LA LECCIÓN DE SÓCRATES

Mamá nos encargó ir al pueblo a comprar un regalo para la abuela.

-El regalo perfecto es un jarrón para sus flores, siempre que vamos a verla y le llevamos un ramo anda buscando dónde colocarlo; buscad uno que sea grande, pero no demasiado, para que quepan todas las flores pero no les dé aspecto de ser más pequeñas -nos explicó-. ¿Lo habéis entendido? –Mila y yo asentimos-. Bueno, pues venga. Paz, tú llevarás el dinero. Como eres muy patosa, por favor que Mila lleve el jarrón, pero como Mila es tan despistada no le permitas llevar el dinero o lo perderéis.
-Sí, mamá –dijimos.

Esperando el tren nos entretuvimos contando los pájaros que se posaban en el cable. Cuando uno echaba a volar lo restábamos de la cuenta y si eran varios teníamos que contarlos deprisa, pues los pájaros cuando vuelan son muy rápidos y se entremezclan. Mila de pronto dijo: “qué tontería, contemos los que quedan en el cable y ni siquiera habrá que hacer la resta”, y las dos nos echamos a reír. De pronto todos los pájaros echaron a volar, el suelo tembló y el tren apareció a lo lejos.
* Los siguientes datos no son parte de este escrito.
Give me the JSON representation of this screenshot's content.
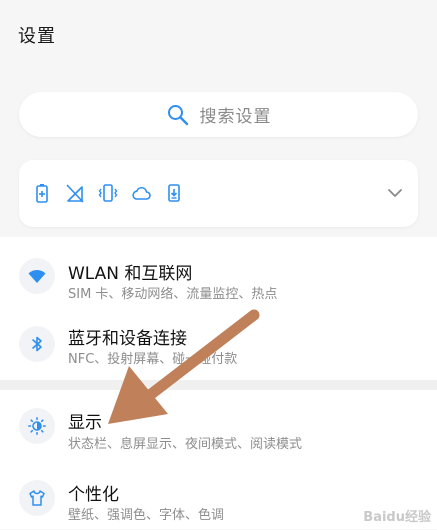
{
  "header": {
    "title": "设置"
  },
  "search": {
    "placeholder": "搜索设置",
    "icon": "search-icon"
  },
  "quick_toggles": {
    "icons": [
      "battery-icon",
      "mobile-data-off-icon",
      "vibrate-icon",
      "cloud-icon",
      "download-icon"
    ],
    "expand_icon": "chevron-down-icon"
  },
  "settings": [
    {
      "title": "WLAN 和互联网",
      "subtitle": "SIM 卡、移动网络、流量监控、热点",
      "icon": "wifi-icon"
    },
    {
      "title": "蓝牙和设备连接",
      "subtitle": "NFC、投射屏幕、碰一碰付款",
      "icon": "bluetooth-icon"
    },
    {
      "title": "显示",
      "subtitle": "状态栏、息屏显示、夜间模式、阅读模式",
      "icon": "brightness-icon"
    },
    {
      "title": "个性化",
      "subtitle": "壁纸、强调色、字体、色调",
      "icon": "shirt-icon"
    }
  ],
  "colors": {
    "accent": "#2f8ff0",
    "arrow": "#c0805a"
  },
  "watermark": "Baidu经验"
}
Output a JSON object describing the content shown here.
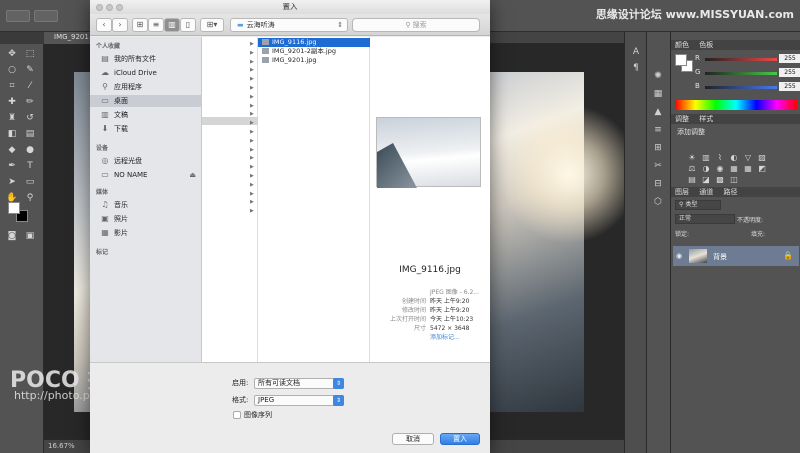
{
  "photoshop": {
    "doc_tab": "IMG_9201",
    "zoom": "16.67%",
    "watermark_top_right": "思缘设计论坛 www.MISSYUAN.com",
    "watermark_logo": "POCO 摄影专题",
    "watermark_url": "http://photo.poco.cn/",
    "color_panel": {
      "tabs": [
        "颜色",
        "色板"
      ],
      "rows": [
        {
          "label": "R",
          "value": "255",
          "color": "#f04848"
        },
        {
          "label": "G",
          "value": "255",
          "color": "#48c848"
        },
        {
          "label": "B",
          "value": "255",
          "color": "#4878f0"
        }
      ]
    },
    "adjust_panel": {
      "tabs": [
        "调整",
        "样式"
      ],
      "title": "添加调整",
      "icons": [
        "brightness-icon",
        "levels-icon",
        "curves-icon",
        "exposure-icon",
        "vibrance-icon",
        "hue-icon",
        "balance-icon",
        "bw-icon",
        "photo-filter-icon",
        "mixer-icon",
        "lookup-icon",
        "invert-icon",
        "posterize-icon",
        "threshold-icon",
        "gradient-map-icon",
        "selective-color-icon"
      ]
    },
    "layers_panel": {
      "tabs": [
        "图层",
        "通道",
        "路径"
      ],
      "filter": "类型",
      "blend": "正常",
      "opacity_label": "不透明度:",
      "lock_label": "锁定:",
      "fill_label": "填充:",
      "layer_name": "背景"
    }
  },
  "dialog": {
    "title": "置入",
    "location": "云海听涛",
    "search_placeholder": "搜索",
    "sidebar": {
      "favorites_header": "个人收藏",
      "favorites": [
        {
          "label": "我的所有文件",
          "icon": "all-files-icon",
          "glyph": "▤"
        },
        {
          "label": "iCloud Drive",
          "icon": "cloud-icon",
          "glyph": "☁"
        },
        {
          "label": "应用程序",
          "icon": "apps-icon",
          "glyph": "⚲"
        },
        {
          "label": "桌面",
          "icon": "desktop-icon",
          "glyph": "▭"
        },
        {
          "label": "文稿",
          "icon": "documents-icon",
          "glyph": "▥"
        },
        {
          "label": "下载",
          "icon": "download-icon",
          "glyph": "⬇"
        }
      ],
      "devices_header": "设备",
      "devices": [
        {
          "label": "远程光盘",
          "icon": "disc-icon",
          "glyph": "◎"
        },
        {
          "label": "NO NAME",
          "icon": "drive-icon",
          "glyph": "▭"
        }
      ],
      "media_header": "媒体",
      "media": [
        {
          "label": "音乐",
          "icon": "music-icon",
          "glyph": "♫"
        },
        {
          "label": "照片",
          "icon": "photos-icon",
          "glyph": "▣"
        },
        {
          "label": "影片",
          "icon": "movie-icon",
          "glyph": "▦"
        }
      ],
      "tags_header": "标记"
    },
    "files": [
      "IMG_9116.jpg",
      "IMG_9201-2副本.jpg",
      "IMG_9201.jpg"
    ],
    "preview": {
      "name": "IMG_9116.jpg",
      "info": [
        {
          "k": "",
          "v": "JPEG 图像 - 6.2..."
        },
        {
          "k": "创建时间",
          "v": "昨天 上午9:20"
        },
        {
          "k": "修改时间",
          "v": "昨天 上午9:20"
        },
        {
          "k": "上次打开时间",
          "v": "今天 上午10:23"
        },
        {
          "k": "尺寸",
          "v": "5472 × 3648"
        }
      ],
      "add_tag": "添加标记..."
    },
    "enable_label": "启用:",
    "enable_value": "所有可读文档",
    "format_label": "格式:",
    "format_value": "JPEG",
    "sequence_label": "图像序列",
    "cancel_label": "取消",
    "place_label": "置入"
  }
}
En la tienda había un montón de jarrones para elegir. Afortunadamente Mila y yo teníamos gustos similares y pronto nos decidimos por un jarrón de barro cocido con un tono anacarado muy elegante. Pagué el jarrón; la dependienta me preguntó si quería envolverlo para regalo y asentí con la cabeza. Después volvió con las vueltas. Dijo: “tomad” y Mila alargó la mano y recogió el dinero, guardándoselo en el bolsillo del pantalón. Yo le dije: “pero Mila, mamá ha dicho que el dinero lo lleve yo”, y ella decidida dijo que mamá era una exagerada y que ella sabía perfectamente llevar dinero en el bolsillo sin perderlo. “¿O soy tonta ahora? A ver si va a resultar que soy tonta”, me dijo sonriendo y yo la comprendí. Al llegar a la estación del tren me di cuenta de que Mila llevaba la zapatilla desabrochada y se lo dije. “Anda, sujeta”, dijo tendiéndome el regalo. El tren entró en la estación en ese momento y el pitido resonó en el andén. “Corre”, le dije a Mila. Se abrieron las puertas y corrimos a subirnos. Al terminar la subida al vagón tropecé con el último escalón y el regalo, que aún sujetaba entre mis manos, se me aplastó contra la barra de sujeción de la puerta. Se oyó el crujir del barro roto bajo el envoltorio. Las dos nos tapamos la boca corriendo y dejamos escapar unas risitas. Entramos al tren y yo abrí un poco el regalo para ver el alcance de la rotura. “Quizá podamos pegarlo”, pensé en voz alta. Mila me dijo: “No, mejor bajemos en la próxima estación y demos la vuelta; aún tenemos tiempo de comprar otro jarrón igual y este nos lo quedaremos de recuerdo”.

Pero, cuando bajamos en la estación siguiente y cambiamos de andén para volver sobre nuestros pasos, Mila se metió la mano en el bolsillo y se dio cuenta de que en algún momento había perdido el dinero de las vueltas.